38Le chœur fait écho aux paroles d’Énée : l’adjectif σφαλερά rappelle ἀσφαλές au vers 94 ; au vers 147 (νῦν γὰρ ἀσφαλῶς φρονεῖς), Énée emploiera l’adverbe ἀσφαλῶς. La reprise du même vocabulaire insiste sur l’enjeu du débat, qui est de parvenir à un jugement solide. Ces mots de la famille du verbe σφάλλω appartiennent au vocabulaire gnomique et se retrouvent dans des maximes proches de celle que nous avons ici : dans la bouche du héraut, au vers 508 des Suppliantes d’Euripide (σφαλερὸν ἡγεμὼν θρασὺς / νεώς τε ναύτης ·, « C’est chose vacillante qu’un chef et un pilote de vaisseau téméraires »), où il s’agit aussi de prendre la bonne décision lors d’une crise, en faisant preuve de prudence, au vers 599 des Phéniciennes, où Polynice répond à son frère par la gnomè : ἀσφαλὴς γάρ ἐστ’ ἀμείνων ἢ θρασὺς στρατηλάτης19. Le deuxième épisode d’Œdipe roi offre une situation comparable, puisqu’il s’agit aussi d’une scène typique entre le roi, Œdipe, et un conseiller, Créon. Créon le premier emploie l’adverbe ἀσφαλῶς au vers 613 : ἀλλ’ ἐν χρόνῳ γνώσῃ τάδ’ ἀσφαλῶς, « Avec le temps, tu sauras cela et tu ne te tromperas plus ». Comme ici, le chœur approuve les paroles du conseiller (v. 616-617 : καλῶς ἔλεξεν εὐλαβουμένῳ πεσεῖν, / ἄναξ · φρονεῖν γὰρ οἱ ταχεῖς οὐκ ἀσφαλεῖς., « Si on se garde de tomber, c’est bien parlé, Prince ; penser vite n’évite pas la chute »). L’accent est mis sur l’action du temps qui permet l’acquisition d’un jugement sûr.

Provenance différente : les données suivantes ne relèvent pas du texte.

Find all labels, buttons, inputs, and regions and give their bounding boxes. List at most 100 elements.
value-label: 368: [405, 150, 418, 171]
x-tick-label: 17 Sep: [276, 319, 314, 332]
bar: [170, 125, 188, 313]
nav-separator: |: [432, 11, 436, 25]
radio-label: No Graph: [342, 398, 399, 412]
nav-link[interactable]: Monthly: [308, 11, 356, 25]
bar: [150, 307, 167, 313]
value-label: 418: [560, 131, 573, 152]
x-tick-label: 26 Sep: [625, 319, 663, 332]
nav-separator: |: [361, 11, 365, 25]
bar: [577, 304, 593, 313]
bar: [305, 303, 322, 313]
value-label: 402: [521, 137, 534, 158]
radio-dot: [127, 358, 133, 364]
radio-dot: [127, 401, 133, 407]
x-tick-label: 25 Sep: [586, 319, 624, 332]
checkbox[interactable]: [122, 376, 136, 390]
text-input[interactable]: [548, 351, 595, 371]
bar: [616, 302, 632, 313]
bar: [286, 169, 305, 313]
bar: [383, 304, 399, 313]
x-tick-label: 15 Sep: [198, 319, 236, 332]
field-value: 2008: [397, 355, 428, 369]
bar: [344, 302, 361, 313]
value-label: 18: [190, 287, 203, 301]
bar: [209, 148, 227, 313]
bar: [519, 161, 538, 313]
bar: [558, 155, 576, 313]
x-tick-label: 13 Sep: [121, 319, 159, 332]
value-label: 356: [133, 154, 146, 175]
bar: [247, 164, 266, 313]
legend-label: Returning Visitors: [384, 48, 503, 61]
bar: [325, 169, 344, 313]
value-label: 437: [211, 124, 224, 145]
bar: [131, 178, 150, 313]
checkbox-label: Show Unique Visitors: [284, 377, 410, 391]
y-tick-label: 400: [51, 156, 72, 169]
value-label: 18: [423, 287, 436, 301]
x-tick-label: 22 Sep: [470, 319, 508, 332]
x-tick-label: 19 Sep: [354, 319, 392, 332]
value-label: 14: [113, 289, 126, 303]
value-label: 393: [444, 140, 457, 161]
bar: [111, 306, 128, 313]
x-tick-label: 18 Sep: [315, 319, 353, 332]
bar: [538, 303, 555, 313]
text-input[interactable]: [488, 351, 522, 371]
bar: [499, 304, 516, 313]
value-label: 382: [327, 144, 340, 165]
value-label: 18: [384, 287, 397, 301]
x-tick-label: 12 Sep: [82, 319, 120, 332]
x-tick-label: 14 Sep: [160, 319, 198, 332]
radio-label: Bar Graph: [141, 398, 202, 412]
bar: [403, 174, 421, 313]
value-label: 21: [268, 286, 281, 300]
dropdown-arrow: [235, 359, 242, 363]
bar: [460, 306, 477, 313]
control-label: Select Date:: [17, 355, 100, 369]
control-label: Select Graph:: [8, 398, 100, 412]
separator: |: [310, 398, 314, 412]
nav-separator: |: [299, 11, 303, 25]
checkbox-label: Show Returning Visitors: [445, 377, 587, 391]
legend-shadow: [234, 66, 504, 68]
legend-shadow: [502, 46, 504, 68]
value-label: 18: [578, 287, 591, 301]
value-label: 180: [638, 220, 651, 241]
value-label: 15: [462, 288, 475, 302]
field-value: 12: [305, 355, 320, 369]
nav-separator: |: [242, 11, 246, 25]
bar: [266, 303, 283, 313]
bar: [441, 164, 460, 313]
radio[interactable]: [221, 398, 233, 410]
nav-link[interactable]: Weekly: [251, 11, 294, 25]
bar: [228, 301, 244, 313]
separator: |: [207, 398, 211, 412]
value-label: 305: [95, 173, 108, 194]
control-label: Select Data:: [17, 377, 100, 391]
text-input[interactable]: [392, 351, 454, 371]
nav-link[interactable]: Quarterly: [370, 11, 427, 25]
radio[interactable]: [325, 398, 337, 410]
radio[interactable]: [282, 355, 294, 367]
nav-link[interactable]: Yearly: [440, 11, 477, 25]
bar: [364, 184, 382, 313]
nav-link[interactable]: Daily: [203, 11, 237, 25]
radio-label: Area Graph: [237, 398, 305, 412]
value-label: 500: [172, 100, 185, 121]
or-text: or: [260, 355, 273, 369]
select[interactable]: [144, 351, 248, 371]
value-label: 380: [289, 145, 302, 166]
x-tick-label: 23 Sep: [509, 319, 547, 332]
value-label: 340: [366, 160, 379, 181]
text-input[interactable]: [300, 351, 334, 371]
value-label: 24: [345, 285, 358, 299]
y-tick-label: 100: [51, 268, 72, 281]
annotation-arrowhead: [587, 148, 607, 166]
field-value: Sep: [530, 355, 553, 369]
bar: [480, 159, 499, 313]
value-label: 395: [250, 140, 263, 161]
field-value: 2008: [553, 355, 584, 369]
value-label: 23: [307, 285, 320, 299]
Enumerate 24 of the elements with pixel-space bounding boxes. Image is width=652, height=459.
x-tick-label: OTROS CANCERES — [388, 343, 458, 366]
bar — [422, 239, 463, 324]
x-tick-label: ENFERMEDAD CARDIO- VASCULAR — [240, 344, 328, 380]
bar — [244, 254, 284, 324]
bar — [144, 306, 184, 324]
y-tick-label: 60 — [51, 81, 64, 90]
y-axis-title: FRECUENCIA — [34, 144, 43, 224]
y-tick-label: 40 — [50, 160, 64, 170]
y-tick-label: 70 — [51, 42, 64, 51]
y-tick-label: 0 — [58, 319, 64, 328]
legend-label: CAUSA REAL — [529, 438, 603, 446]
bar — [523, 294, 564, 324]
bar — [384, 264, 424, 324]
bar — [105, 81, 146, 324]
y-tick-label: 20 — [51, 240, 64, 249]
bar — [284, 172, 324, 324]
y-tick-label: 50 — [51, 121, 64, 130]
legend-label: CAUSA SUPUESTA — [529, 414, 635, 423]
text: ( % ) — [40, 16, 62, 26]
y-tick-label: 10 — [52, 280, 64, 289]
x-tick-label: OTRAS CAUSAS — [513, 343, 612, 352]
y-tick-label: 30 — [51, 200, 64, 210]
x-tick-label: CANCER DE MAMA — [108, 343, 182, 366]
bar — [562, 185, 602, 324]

39Le terme δαΐοι est une métaphore pour désigner les ennemis (comme dans l’Iliade, II, 544, IV, 373), « les destructeurs », mais à l’origine l’adjectif δαΐος qualifie le feu ravageur (Iliade II, 415, VI, 331) et il y a un jeu de proximité entre le substantif δαΐοι et le verbe δαίεται, de la même famille : les feux, ce sont en premier lieu, les ennemis eux-mêmes, comme Énée l’a souligné avec Achille.
v. 137-153 : dialogue entre Hector et Énée
v. 137-146 : Hector
v. 137 : Εκ. νικᾶτ’, ἐπειδὴ πᾶσιν ἁνδάνει τάδε.
Hector : Vous remportez la victoire, puisque cette idée plaît à tous.
40De nombreux commentateurs ont condamné dans ce passage ce qu’ils ont considéré comme une volte-face d’Hector et le signe de son inconséquence. Pourtant, Hector ne dit pas qu’il a changé d’avis mais que c’est l’avis du plus grand nombre qui l’emporte. Il admet une victoire rhétorique d’Énée qui a reçu, dans le débat qui précède, l’appui du chœur. En réalité, la position d’Hector est au contraire logique et rationnelle : en bon chef, il écoute ses conseillers. L’expression πᾶσιν ἁνδάνει τάδε est officielle : elle proclame une décision prise par la collectivité (Hérodote VII, 172 : οὔ σφι ἥνδανε τὰ οἱ Ἀλευάδαι ἐμηχανῶντο, « ils désapprouvaient les intrigues des Aleuades »). Hector n’est pas indécis, puisque, comme le montrera la suite, il se tiendra à la décision qui vient d’être prise et s’engagera entièrement dans cette nouvelle voie.
v. 138-139 : Εκ. στείχων δὲ κόσμει συμμάχους· τάχ’ ἂν στρατὸς / κινοῖτ’ ἀκούσας νυκτέρους ἐκκλησίας.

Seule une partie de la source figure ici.